From the Fibromyalgia FMS Global News Desk of Jeanne Hambleton
John Robinson – PulseToday Editor
Practices who knew they were going to lose out when the square root formula for QOF prevalence was phased out from April may have been expecting some help from their trust to cover the shortfall, but it seems many PCTs are to let practices go to the wall. The GPC admitted last week that possibly hundreds of practices will be at risk of folding because PCTs are failing in their duty to agree local deals to prop up practices, some of whom are set to lose £100,000 or more. Are you affected? Send us your feedback here.
Extended hours are penalizing smaller, poorer practices who find it more difficult to open in the evenings and at weekends, our investigation has found. Whereas 75% of practices in the least deprived urban areas and 80% of 8-partner or larger practices are opening longer, only 44% of singlehanders and 61% of practices in the most deprived areas are.
Evidence is emerging already of how polyclinics will affect practices around them. The first GP-led heath centre has taken staff and patients from existing local practices. A practice close to the Hillside Bridge centre in Bradford reported two of its nurses had been recruited on significantly better pay. Approaching half of the patients registered at the centre have moved from local surgeries.
Ed: What happened to loyalty and the family doctor? Dr Chapman and Dr Sheridan of Lordship Lane, north London, were my doctors through childhood, teenage, marriage and the birth of my first child. They were family friends and used our first names. We were not numbers on a database.
In later life another doctor comforted me as my Father died. Can polyclinics replace that? My doctor knows I have fibromyalgia. Will some nurse in a polyclinic say ‘Fibro what?” The polyclinic doctors may be among the huge percentage who have received no training in fibromyalgia, because it was not there. How does that help the plight those with fibromyalgia who are STILL being told this syndrome is all in their head and imaginary. Believe me IT IS REAL.
Proposed changes to the quality and outcomes framework for the financial year 2008/09
The Department has written to all General Practices to inform them of proposed changes to the Quality and Outcomes Framework which will apply from 1st April 2008. The Department will make and publish the changes to the SFE, once they have been agreed, as soon as possible.
There is a public consultation document setting out proposals for how a new independent and transparent process for recommending Quality Outcome Framework (QOF) indicators led by NICE should work. The Department of Health will publish the responses and publish a report on how the consultation process influenced the development of policy. This was launched October 30 2008 and the consultation closed February 2 2009.
The Department of Health website
From Wikipedia, the free encyclopedia
The Quality and Outcomes Framework (QOF) is a system for the performance management and payment of general practitioners (GPs) in the National Health Service (NHS) in England and Scotland. It was introduced as part of the new general medical services (GMS) contract in April 2004. It is supported by an information technology system called QMAS.
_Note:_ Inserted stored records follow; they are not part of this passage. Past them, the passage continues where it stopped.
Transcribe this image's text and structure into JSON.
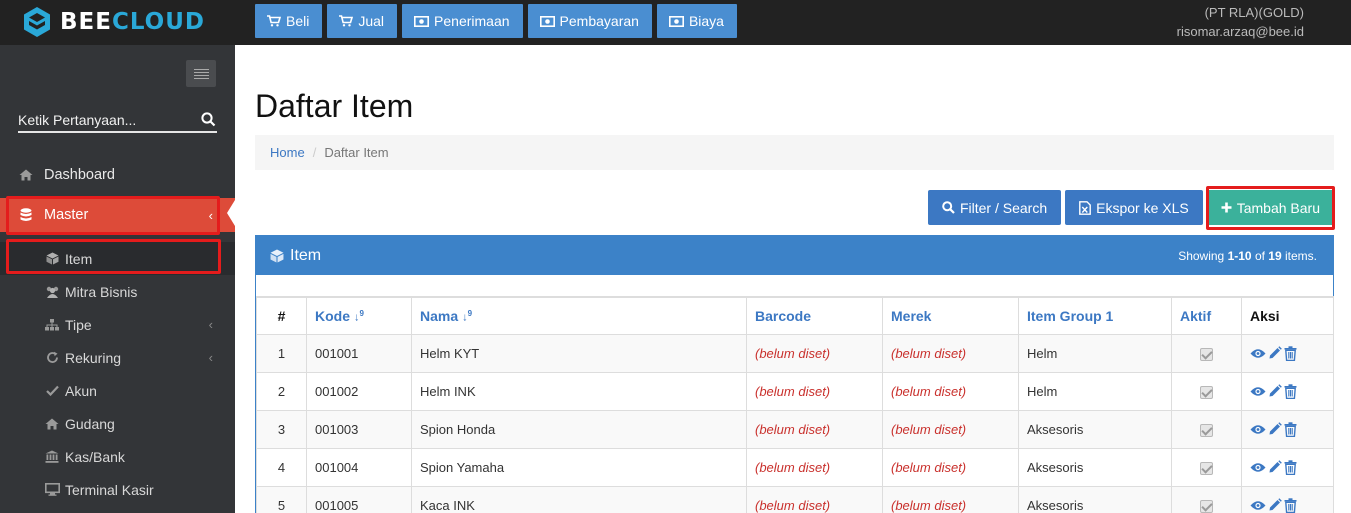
{
  "brand": {
    "part1": "BEE",
    "part2": "CLOUD"
  },
  "topnav": [
    {
      "icon": "cart-icon",
      "label": "Beli"
    },
    {
      "icon": "cart-icon",
      "label": "Jual"
    },
    {
      "icon": "money-icon",
      "label": "Penerimaan"
    },
    {
      "icon": "money-icon",
      "label": "Pembayaran"
    },
    {
      "icon": "money-icon",
      "label": "Biaya"
    }
  ],
  "company": {
    "name": "(PT RLA)(GOLD)",
    "email": "risomar.arzaq@bee.id"
  },
  "sidebar": {
    "search_placeholder": "Ketik Pertanyaan...",
    "items": [
      {
        "label": "Dashboard",
        "icon": "home-icon"
      },
      {
        "label": "Master",
        "icon": "database-icon",
        "active": true
      },
      {
        "label": "Item",
        "icon": "cube-icon",
        "active": true
      },
      {
        "label": "Mitra Bisnis",
        "icon": "users-icon"
      },
      {
        "label": "Tipe",
        "icon": "sitemap-icon"
      },
      {
        "label": "Rekuring",
        "icon": "refresh-icon"
      },
      {
        "label": "Akun",
        "icon": "check-icon"
      },
      {
        "label": "Gudang",
        "icon": "home-icon"
      },
      {
        "label": "Kas/Bank",
        "icon": "bank-icon"
      },
      {
        "label": "Terminal Kasir",
        "icon": "monitor-icon"
      }
    ]
  },
  "page": {
    "title": "Daftar Item",
    "breadcrumb": {
      "home": "Home",
      "current": "Daftar Item"
    },
    "actions": {
      "filter": "Filter / Search",
      "export": "Ekspor ke XLS",
      "add": "Tambah Baru"
    }
  },
  "panel": {
    "title": "Item",
    "showing_prefix": "Showing ",
    "showing_range": "1-10",
    "showing_mid": " of ",
    "showing_total": "19",
    "showing_suffix": " items."
  },
  "table": {
    "headers": {
      "no": "#",
      "kode": "Kode",
      "nama": "Nama",
      "barcode": "Barcode",
      "merek": "Merek",
      "group": "Item Group 1",
      "aktif": "Aktif",
      "aksi": "Aksi"
    },
    "rows": [
      {
        "no": "1",
        "kode": "001001",
        "nama": "Helm KYT",
        "barcode": "(belum diset)",
        "merek": "(belum diset)",
        "group": "Helm"
      },
      {
        "no": "2",
        "kode": "001002",
        "nama": "Helm INK",
        "barcode": "(belum diset)",
        "merek": "(belum diset)",
        "group": "Helm"
      },
      {
        "no": "3",
        "kode": "001003",
        "nama": "Spion Honda",
        "barcode": "(belum diset)",
        "merek": "(belum diset)",
        "group": "Aksesoris"
      },
      {
        "no": "4",
        "kode": "001004",
        "nama": "Spion Yamaha",
        "barcode": "(belum diset)",
        "merek": "(belum diset)",
        "group": "Aksesoris"
      },
      {
        "no": "5",
        "kode": "001005",
        "nama": "Kaca INK",
        "barcode": "(belum diset)",
        "merek": "(belum diset)",
        "group": "Aksesoris"
      }
    ]
  },
  "colors": {
    "primary": "#3c78c3",
    "success": "#3bb19b",
    "danger": "#dd4b39",
    "sidebar": "#333538",
    "topbar": "#222222"
  }
}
The QOF rewards GPs for implementing good practice in their surgeries. The QOF comprises a range of criteria, which are grouped into 4 domains: clinical, organisational, patient experience and additional services. The criteria are designed around best practice and have a number of points allocated for achievement. At the end of the financial year the total number of points achieved by a surgery is collated by the QMAS system, which then converts the points total into a payment amount for the surgery, which takes account of the size of the practice and the number of patients diagnosed with chronic illness.
The QOF system is supervised and audited by NHS primary care trusts (or Health Boards in Scotland), who make the related payments from their budgets.
Participation in the QOF is voluntary for each GP practice but the achievement standards were set so low that most practices participated and got (and continue to get) a considerable additional income through the QOF. In the 2004 contract the practice could accumulate up to 1050 ‘QOF points’ (depending on level of achievement for each of the 146 indicators.
A typical clinical indicator would be the proportion of patients with coronary heart disease who had cholesterol measured in the previous years. Organisational indicators included such things as practice leaflets and practice staff education.
The level of achievement recorded depends on the GP treating the patients with the relevant complaint. But not all patients are treatable or willing to be treated. In order for the GPs not to lose points on account of circumstances that are outside their control they can exclude those patients from counting towards their achievement by “exception reporting” them. Exception reporting is allowed for:
patients who are refusing to attend;
patients for whom chronic disease reporting is inappropriate (e.g. terminal illness,
newly diagnosed or recently registered patients;
patients who do not show improvement;
patients for whom prescribing a medication is not clinically appropriate;
patients not tolerating medication;
patients refusing investigation or treatment (informed dissent);
patients with supervening conditions;
cases where diagnostic/secondary care service is unavailable.